Otras esperan buen café.
Otras valoran productos locales.
Un desayuno simple puede ser excelente si está bien resuelto. Un desayuno abundante puede ser malo si está descuidado.
La diferencia está en la intención y la ejecución.
El huésped paga por una pausa
Cuando alguien reserva un alojamiento, no está pagando solo por una cama. Está pagando por una pausa.
Paga por no tener que resolver todo.
Por llegar y sentirse recibido.
Por bañarse tranquilo.
Por dormir cómodo.
Por despertar y tener un desayuno agradable.
Por sentir que alguien pensó en su bienestar.
Esa es la diferencia entre ofrecer una habitación y ofrecer hospitalidad.
Una hostería no debería replicar las incomodidades de la vida cotidiana. Debería suspenderlas por un rato.
Lo que aquella hostería me enseñó
Mi paso por esa hostería fue profundamente enriquecedor. Aprendí mirando, escuchando y equivocándonos también.
Aprendí que un lugar puede tener belleza y aun así fracasar.
Que la ubicación ayuda, pero no salva.
Que el romanticismo sin confort se vuelve problema.
Que los huéspedes no siempre dicen todo, pero actúan.
Que una mala reseña puede ser más honesta que un elogio amable.
Que el detalle pequeño, repetido todos los días, construye reputación.
También aprendí que la hotelería no es solo vender noches. Es cuidar momentos.

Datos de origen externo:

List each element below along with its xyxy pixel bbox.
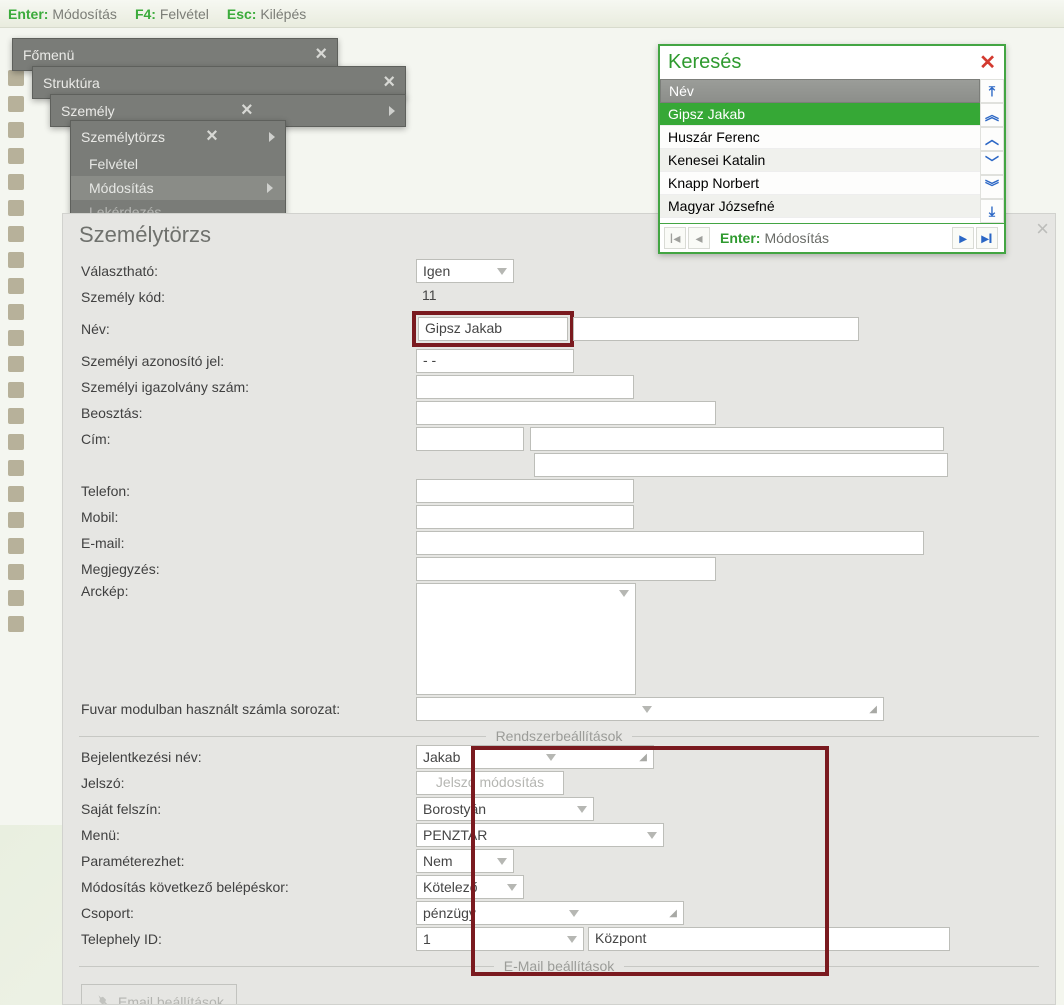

Y cuando alguien descansa bien, se siente atendido y percibe que cada detalle fue pensado, lo recuerda.
Conclusión
Aquella hostería tenía alma, ubicación y potencial. Pero le faltó alinear su propuesta con lo que realmente buscaba el huésped moderno. Quiso que las personas se sintieran “como en casa”, cuando en realidad muchas viajan para vivir algo distinto, más cómodo y memorable.
La hospitalidad no consiste en imponer una idea romántica. Consiste en entender al viajero, anticiparse a sus necesidades y superar sus expectativas sin perder identidad.
La gente sale de su casa para descansar mejor, bañarse mejor, dormir mejor, desayunar mejor, desconectar mejor y sentirse mejor atendida.
Un alojamiento exitoso no tiene que ser igual a una casa. Tiene que ser una experiencia que el huésped quiera repetir.
Porque en hotelería, el encanto abre la puerta, pero el confort hace que el huésped vuelva.